Живов присел на край кровати, ощущая, как бьется сердце. А еще по вискам обильно заструился пот. Душно стало в номере. Хоть вешайся.

– Ты пьян? – спросил он с надеждой.

– Если бы. Жалко мне тебя, Живов. Я до последнего им ничего о тебе не говорил. Тянул время. Думал, закончится все это. Насытятся. А вот не закончилось. Ты здесь. Самый талантливый и желанный. Знаешь, почему? Ты единственный, кто может рисовать ведьм. Этим своим онанизмом. Замыкаешь цепь и – вуаля! – новенькая ведьма готова. Гений ведь в этом и заключается. Из воображения выуживать что-то реальное. Через желание, через искорку…

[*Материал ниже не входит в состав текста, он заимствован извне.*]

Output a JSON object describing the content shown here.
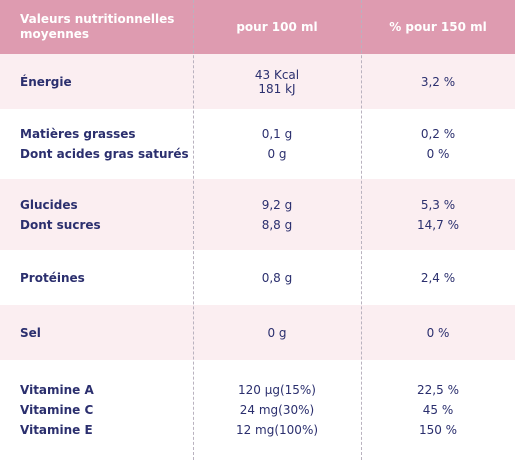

– Ты пьян, – повторил Живов. – Проспись, дружище, завтра поговорим. Ну нельзя же такое по трезвости придумать.

Старый друг помолчал, а потом сказал негромко:

– За тобой пришли. Не бойся, жить будешь. Не так хорошо, как раньше, но будешь. Другим меньше повезло. Тем, кто просто извращенцы, а не таланты. Их больше нет. Бывай.

Он отключился, и Живов пару секунд тупо смотрел на телефон, пытаясь собрать мысли в кучу.

Он вспомнил свой самый первый раз. То самое желание. Хлорка в туалете, звук кипящего чайника на кухне, а еще – запах сожженной бумаги. Он уничтожил рисунок, устыдившись сделанного. Уничтожил образ.

За дверью раздались шаги, и Живов суетливо подскочил с кровати.

Провернулся замок.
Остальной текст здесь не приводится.